Security experts have warned about the emergence of previously unknown spyware with hacking abilities comparable to NSO Group’s Pegasus that has already been used by clients to target journalists, political opposition figures, and an employee of an NGO, The Guardian reported. 

Researchers at the Citizen Lab at the University of Toronto’s Munk School said the spyware, which is made by an Israeli company called QuaDream, infected some victim’s phones by sending an iCloud calendar invite to mobile users from operators of the spyware, who are likely to be government clients. Victims were not notified of the calendar invitations because they were sent for events logged in the past, making them invisible to the targets of the hacking. Such attacks are known as “zero-click” because users of the mobile phone do not have to click on any malicious link or take any action in order to be infected.

According to the Citizen Lab report, the hacking tool is marketed by QuaDream under the name Reign. The hacking attacks that have been discovered occurred between 2019 and 2021.

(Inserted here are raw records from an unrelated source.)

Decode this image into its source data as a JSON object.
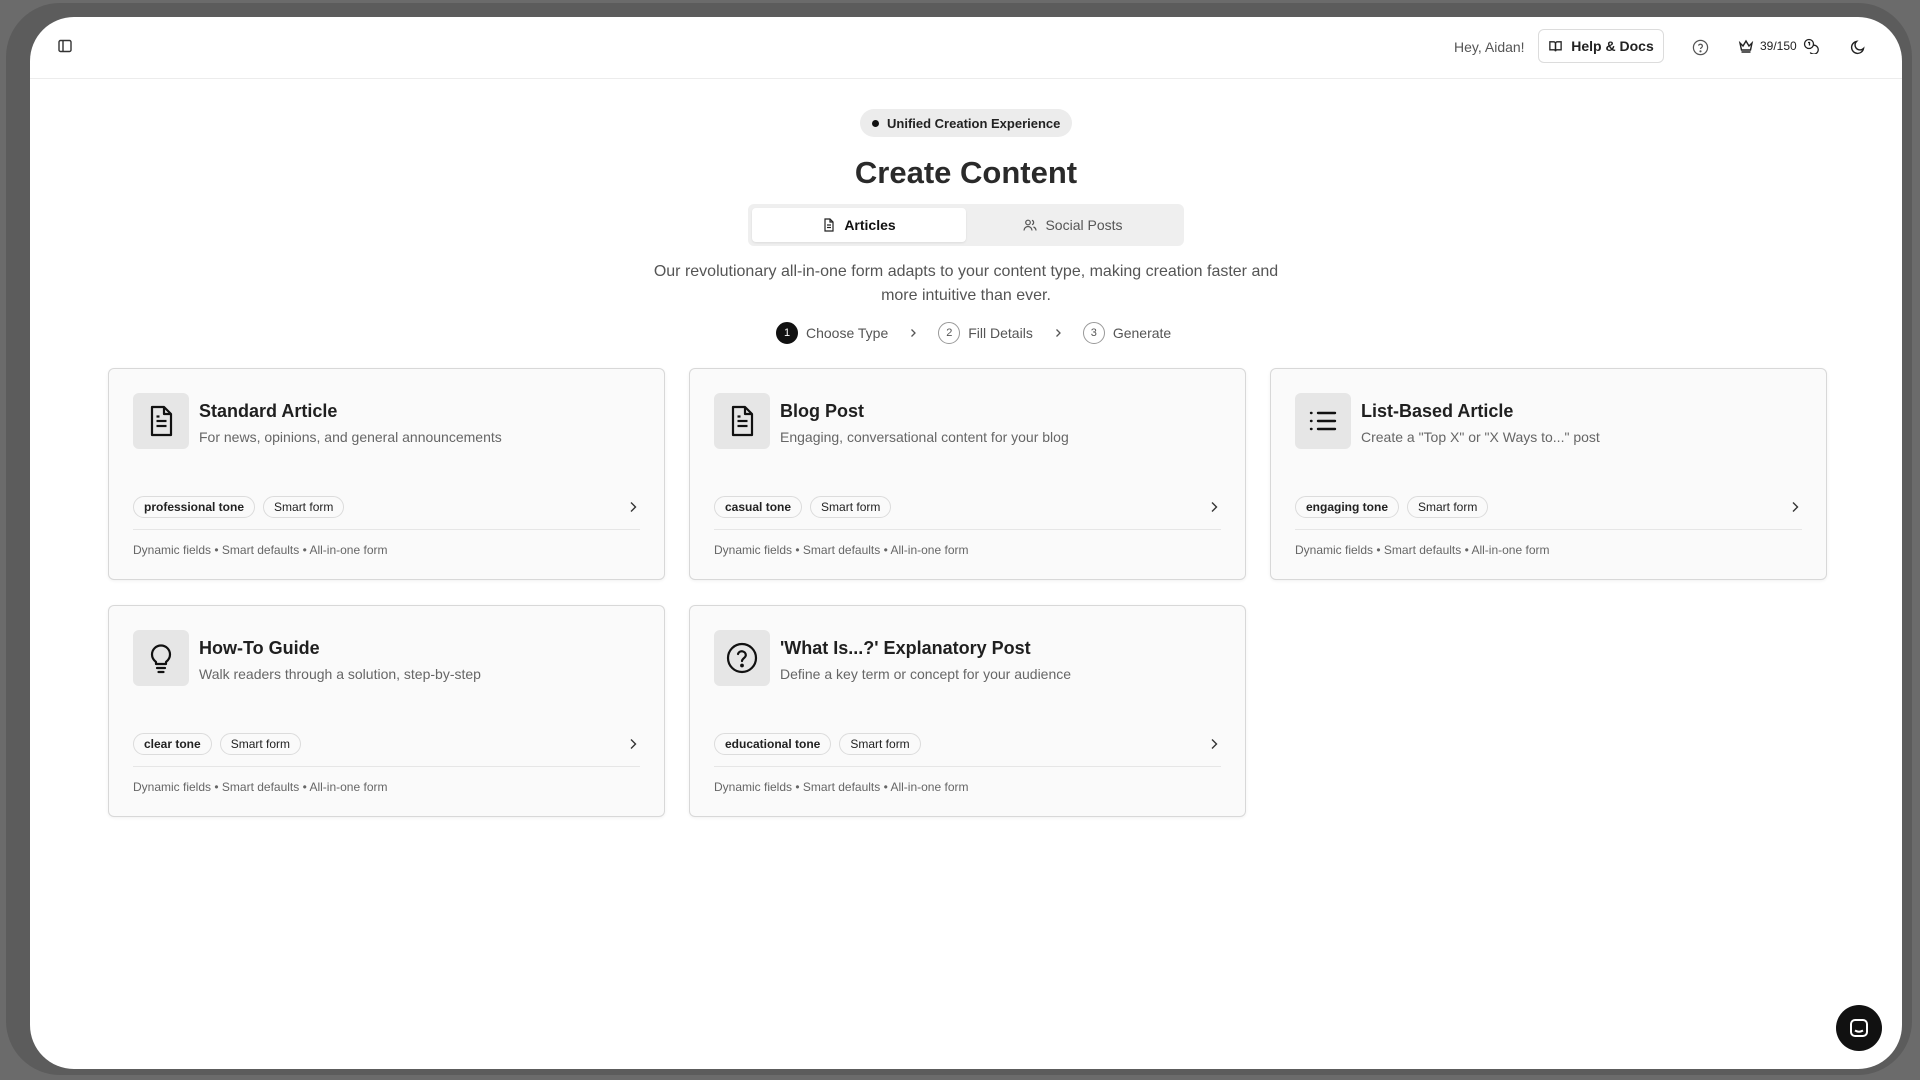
{
  "header": {
    "greeting": "Hey, Aidan!",
    "help_label": "Help & Docs",
    "credits": "39/150"
  },
  "hero": {
    "pill": "Unified Creation Experience",
    "title": "Create Content",
    "tabs": [
      {
        "label": "Articles",
        "active": true
      },
      {
        "label": "Social Posts",
        "active": false
      }
    ],
    "description": "Our revolutionary all-in-one form adapts to your content type, making creation faster and more intuitive than ever."
  },
  "steps": [
    {
      "num": "1",
      "label": "Choose Type",
      "active": true
    },
    {
      "num": "2",
      "label": "Fill Details",
      "active": false
    },
    {
      "num": "3",
      "label": "Generate",
      "active": false
    }
  ],
  "cards": [
    {
      "title": "Standard Article",
      "subtitle": "For news, opinions, and general announcements",
      "tone": "professional tone",
      "form": "Smart form",
      "footer": "Dynamic fields • Smart defaults • All-in-one form",
      "icon": "document-icon"
    },
    {
      "title": "Blog Post",
      "subtitle": "Engaging, conversational content for your blog",
      "tone": "casual tone",
      "form": "Smart form",
      "footer": "Dynamic fields • Smart defaults • All-in-one form",
      "icon": "document-icon"
    },
    {
      "title": "List-Based Article",
      "subtitle": "Create a \"Top X\" or \"X Ways to...\" post",
      "tone": "engaging tone",
      "form": "Smart form",
      "footer": "Dynamic fields • Smart defaults • All-in-one form",
      "icon": "list-icon"
    },
    {
      "title": "How-To Guide",
      "subtitle": "Walk readers through a solution, step-by-step",
      "tone": "clear tone",
      "form": "Smart form",
      "footer": "Dynamic fields • Smart defaults • All-in-one form",
      "icon": "lightbulb-icon"
    },
    {
      "title": "'What Is...?' Explanatory Post",
      "subtitle": "Define a key term or concept for your audience",
      "tone": "educational tone",
      "form": "Smart form",
      "footer": "Dynamic fields • Smart defaults • All-in-one form",
      "icon": "question-circle-icon"
    }
  ]
}
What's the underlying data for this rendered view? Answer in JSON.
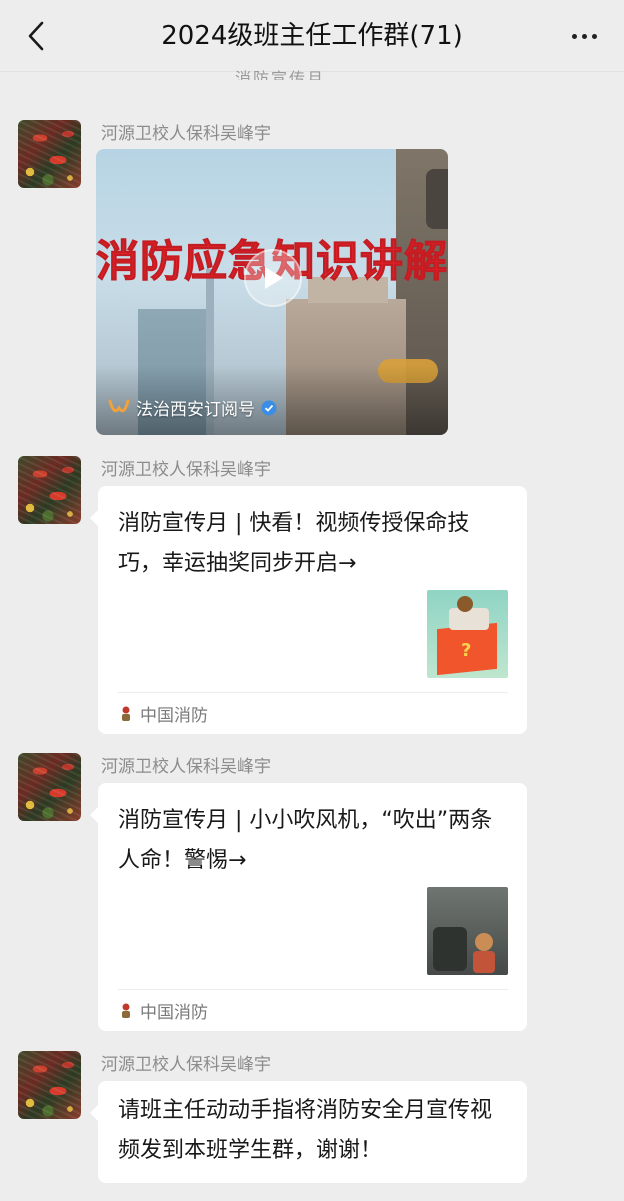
{
  "header": {
    "back_icon": "chevron-left-icon",
    "title": "2024级班主任工作群(71)",
    "more_icon": "ellipsis-icon"
  },
  "partial_text": "消防宣传月",
  "messages": [
    {
      "sender": "河源卫校人保科吴峰宇",
      "type": "video",
      "video_title": "消防应急知识讲解",
      "source": "法治西安订阅号",
      "verified": true
    },
    {
      "sender": "河源卫校人保科吴峰宇",
      "type": "link",
      "title": "消防宣传月 | 快看！视频传授保命技巧，幸运抽奖同步开启→",
      "source": "中国消防"
    },
    {
      "sender": "河源卫校人保科吴峰宇",
      "type": "link",
      "title": "消防宣传月 | 小小吹风机，“吹出”两条人命！警惕→",
      "source": "中国消防"
    },
    {
      "sender": "河源卫校人保科吴峰宇",
      "type": "text",
      "text": "请班主任动动手指将消防安全月宣传视频发到本班学生群，谢谢！"
    }
  ],
  "colors": {
    "background": "#ededed",
    "bubble": "#ffffff",
    "sender_name": "#8c8c8c",
    "video_title": "#e4232a"
  }
}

The research underscores that, even as NSO Group, the maker of one of the world’s most sophisticated cyber weapons, has faced intense scrutiny and been blacklisted by the Biden administration, probably curtailing its access to new customers, the threat posed by similar and highly sophisticated hacking tools continue to proliferate.

Microsoft posted information titled: “Standing up for democratic values and protecting stability of cyberspace: Principles to limit the threats posed by cyber mercenaries”. From the information:

The explosive growth of private “cyber mercenary” companies poses a threat to democracy and human rights around the world. Cyber mercenaries – private companies dedicated to developing, selling, and supporting offensive cyber capabilities that enable their clients to spy on the networks, computers, phones, or internet-connected devices of their targets – are are real cause for concern. These tools have been used to target elections, journalists, and human rights defenders and are increasingly accessible on the open market, enabling malicious actors to undermine our key democratic institutions.

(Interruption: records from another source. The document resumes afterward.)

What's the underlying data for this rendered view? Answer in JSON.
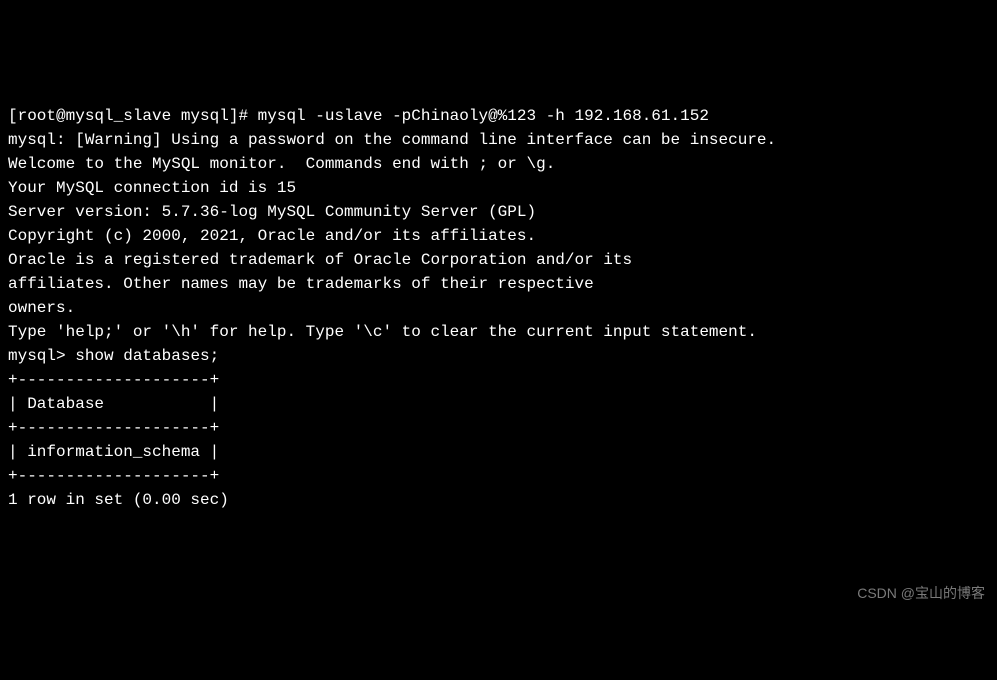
{
  "terminal": {
    "prompt1": "[root@mysql_slave mysql]# ",
    "command1": "mysql -uslave -pChinaoly@%123 -h 192.168.61.152",
    "warning": "mysql: [Warning] Using a password on the command line interface can be insecure.",
    "welcome": "Welcome to the MySQL monitor.  Commands end with ; or \\g.",
    "connection_id": "Your MySQL connection id is 15",
    "server_version": "Server version: 5.7.36-log MySQL Community Server (GPL)",
    "blank1": "",
    "copyright": "Copyright (c) 2000, 2021, Oracle and/or its affiliates.",
    "blank2": "",
    "trademark1": "Oracle is a registered trademark of Oracle Corporation and/or its",
    "trademark2": "affiliates. Other names may be trademarks of their respective",
    "trademark3": "owners.",
    "blank3": "",
    "help": "Type 'help;' or '\\h' for help. Type '\\c' to clear the current input statement.",
    "blank4": "",
    "prompt2": "mysql> ",
    "command2": "show databases;",
    "table_border": "+--------------------+",
    "table_header": "| Database           |",
    "table_row": "| information_schema |",
    "result_summary": "1 row in set (0.00 sec)"
  },
  "watermark": "CSDN @宝山的博客"
}
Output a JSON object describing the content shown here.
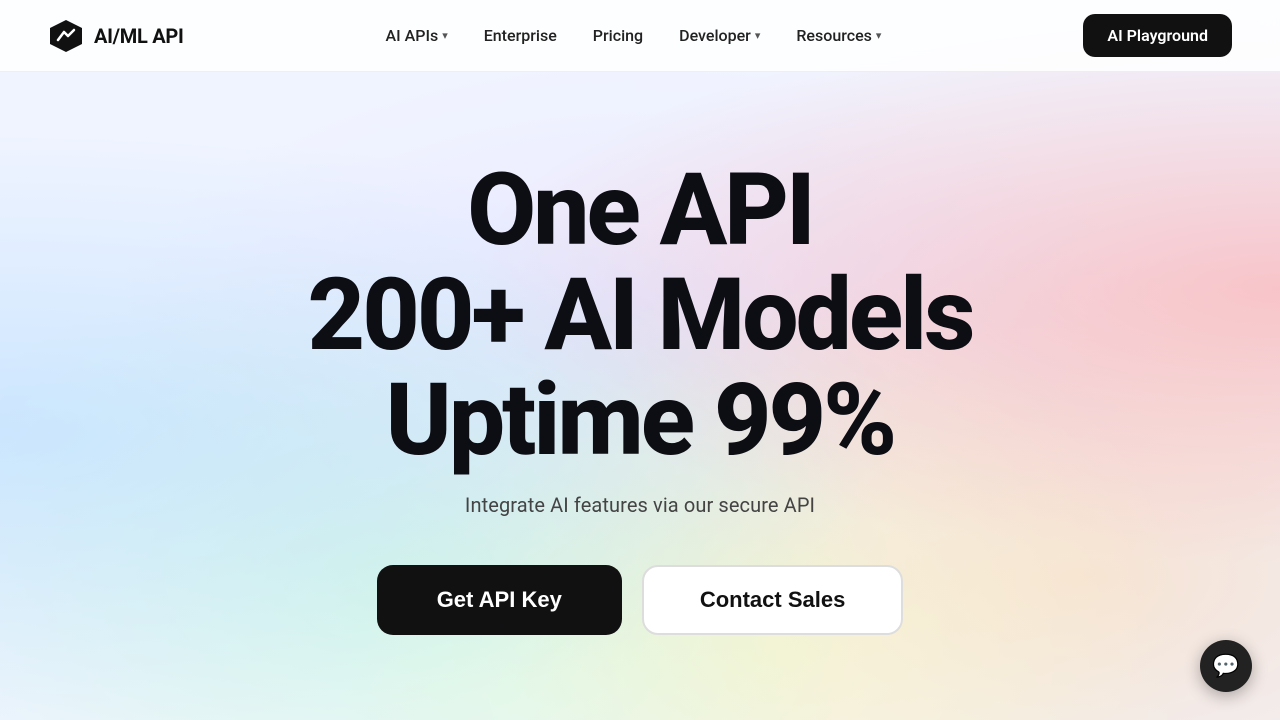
{
  "brand": {
    "logo_text": "AI/ML API",
    "logo_icon": "chart-icon"
  },
  "nav": {
    "links": [
      {
        "label": "AI APIs",
        "has_dropdown": true,
        "id": "ai-apis"
      },
      {
        "label": "Enterprise",
        "has_dropdown": false,
        "id": "enterprise"
      },
      {
        "label": "Pricing",
        "has_dropdown": false,
        "id": "pricing"
      },
      {
        "label": "Developer",
        "has_dropdown": true,
        "id": "developer"
      },
      {
        "label": "Resources",
        "has_dropdown": true,
        "id": "resources"
      }
    ],
    "cta_label": "AI Playground"
  },
  "hero": {
    "line1": "One API",
    "line2": "200+ AI Models",
    "line3": "Uptime 99%",
    "subtitle": "Integrate AI features via our secure API",
    "btn_primary": "Get API Key",
    "btn_secondary": "Contact Sales"
  },
  "chat_widget": {
    "icon": "💬"
  }
}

At Microsoft, we believe that digital technology has incredible potential to improve lives across the world, support democracy, and protect and promote human rights. That is why, at the second Summit for Democracy, we were proud to join the international coalition of over 150 companies that make up the Cybersecurity Tech Accord individually and collectively pushing back on the cyber mercenary market by committing to a set of industry principles. 

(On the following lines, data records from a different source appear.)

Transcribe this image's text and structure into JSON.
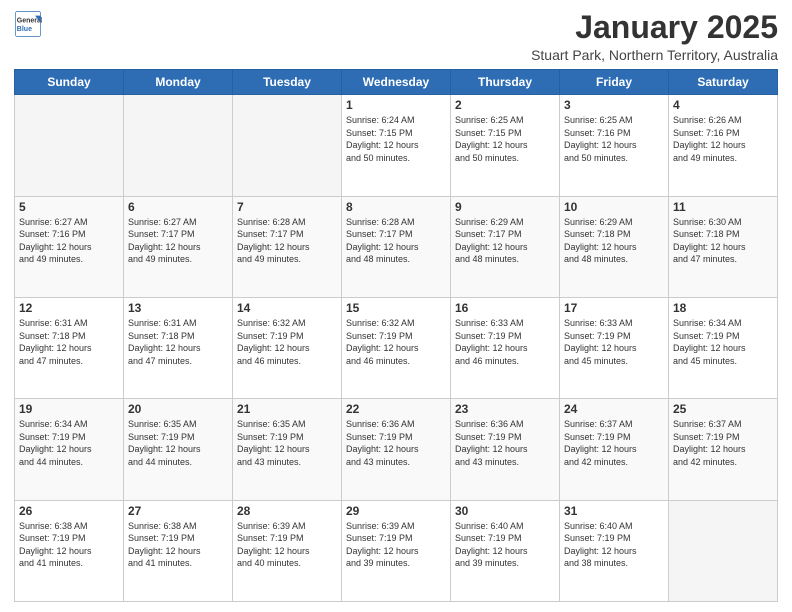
{
  "logo": {
    "general": "General",
    "blue": "Blue"
  },
  "header": {
    "month": "January 2025",
    "location": "Stuart Park, Northern Territory, Australia"
  },
  "weekdays": [
    "Sunday",
    "Monday",
    "Tuesday",
    "Wednesday",
    "Thursday",
    "Friday",
    "Saturday"
  ],
  "weeks": [
    [
      {
        "day": "",
        "empty": true
      },
      {
        "day": "",
        "empty": true
      },
      {
        "day": "",
        "empty": true
      },
      {
        "day": "1",
        "sunrise": "6:24 AM",
        "sunset": "7:15 PM",
        "daylight": "12 hours and 50 minutes."
      },
      {
        "day": "2",
        "sunrise": "6:25 AM",
        "sunset": "7:15 PM",
        "daylight": "12 hours and 50 minutes."
      },
      {
        "day": "3",
        "sunrise": "6:25 AM",
        "sunset": "7:16 PM",
        "daylight": "12 hours and 50 minutes."
      },
      {
        "day": "4",
        "sunrise": "6:26 AM",
        "sunset": "7:16 PM",
        "daylight": "12 hours and 49 minutes."
      }
    ],
    [
      {
        "day": "5",
        "sunrise": "6:27 AM",
        "sunset": "7:16 PM",
        "daylight": "12 hours and 49 minutes."
      },
      {
        "day": "6",
        "sunrise": "6:27 AM",
        "sunset": "7:17 PM",
        "daylight": "12 hours and 49 minutes."
      },
      {
        "day": "7",
        "sunrise": "6:28 AM",
        "sunset": "7:17 PM",
        "daylight": "12 hours and 49 minutes."
      },
      {
        "day": "8",
        "sunrise": "6:28 AM",
        "sunset": "7:17 PM",
        "daylight": "12 hours and 48 minutes."
      },
      {
        "day": "9",
        "sunrise": "6:29 AM",
        "sunset": "7:17 PM",
        "daylight": "12 hours and 48 minutes."
      },
      {
        "day": "10",
        "sunrise": "6:29 AM",
        "sunset": "7:18 PM",
        "daylight": "12 hours and 48 minutes."
      },
      {
        "day": "11",
        "sunrise": "6:30 AM",
        "sunset": "7:18 PM",
        "daylight": "12 hours and 47 minutes."
      }
    ],
    [
      {
        "day": "12",
        "sunrise": "6:31 AM",
        "sunset": "7:18 PM",
        "daylight": "12 hours and 47 minutes."
      },
      {
        "day": "13",
        "sunrise": "6:31 AM",
        "sunset": "7:18 PM",
        "daylight": "12 hours and 47 minutes."
      },
      {
        "day": "14",
        "sunrise": "6:32 AM",
        "sunset": "7:19 PM",
        "daylight": "12 hours and 46 minutes."
      },
      {
        "day": "15",
        "sunrise": "6:32 AM",
        "sunset": "7:19 PM",
        "daylight": "12 hours and 46 minutes."
      },
      {
        "day": "16",
        "sunrise": "6:33 AM",
        "sunset": "7:19 PM",
        "daylight": "12 hours and 46 minutes."
      },
      {
        "day": "17",
        "sunrise": "6:33 AM",
        "sunset": "7:19 PM",
        "daylight": "12 hours and 45 minutes."
      },
      {
        "day": "18",
        "sunrise": "6:34 AM",
        "sunset": "7:19 PM",
        "daylight": "12 hours and 45 minutes."
      }
    ],
    [
      {
        "day": "19",
        "sunrise": "6:34 AM",
        "sunset": "7:19 PM",
        "daylight": "12 hours and 44 minutes."
      },
      {
        "day": "20",
        "sunrise": "6:35 AM",
        "sunset": "7:19 PM",
        "daylight": "12 hours and 44 minutes."
      },
      {
        "day": "21",
        "sunrise": "6:35 AM",
        "sunset": "7:19 PM",
        "daylight": "12 hours and 43 minutes."
      },
      {
        "day": "22",
        "sunrise": "6:36 AM",
        "sunset": "7:19 PM",
        "daylight": "12 hours and 43 minutes."
      },
      {
        "day": "23",
        "sunrise": "6:36 AM",
        "sunset": "7:19 PM",
        "daylight": "12 hours and 43 minutes."
      },
      {
        "day": "24",
        "sunrise": "6:37 AM",
        "sunset": "7:19 PM",
        "daylight": "12 hours and 42 minutes."
      },
      {
        "day": "25",
        "sunrise": "6:37 AM",
        "sunset": "7:19 PM",
        "daylight": "12 hours and 42 minutes."
      }
    ],
    [
      {
        "day": "26",
        "sunrise": "6:38 AM",
        "sunset": "7:19 PM",
        "daylight": "12 hours and 41 minutes."
      },
      {
        "day": "27",
        "sunrise": "6:38 AM",
        "sunset": "7:19 PM",
        "daylight": "12 hours and 41 minutes."
      },
      {
        "day": "28",
        "sunrise": "6:39 AM",
        "sunset": "7:19 PM",
        "daylight": "12 hours and 40 minutes."
      },
      {
        "day": "29",
        "sunrise": "6:39 AM",
        "sunset": "7:19 PM",
        "daylight": "12 hours and 39 minutes."
      },
      {
        "day": "30",
        "sunrise": "6:40 AM",
        "sunset": "7:19 PM",
        "daylight": "12 hours and 39 minutes."
      },
      {
        "day": "31",
        "sunrise": "6:40 AM",
        "sunset": "7:19 PM",
        "daylight": "12 hours and 38 minutes."
      },
      {
        "day": "",
        "empty": true
      }
    ]
  ],
  "labels": {
    "sunrise": "Sunrise:",
    "sunset": "Sunset:",
    "daylight": "Daylight:"
  }
}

Our collective commitment to limiting the threats posed by cyber mercenaries:

  • Take steps to counter cyber mercenaries’ use of products and services to harm people;
  • Identify ways to actively counter the cyber mercenary market;
  • Invest in cybersecurity awareness of customers, users, and the general public;
  • Protect customers and users by maintaining the integrity and security of products and services;
  • Develop processes for handling valid legal request for information.

Personally, I don’t see why cyber mercenaries need to exist at all. These groups do not have the right to hack into other people’s phones. If you haven’t updated your iOS devices in a while – now is a great time to do it.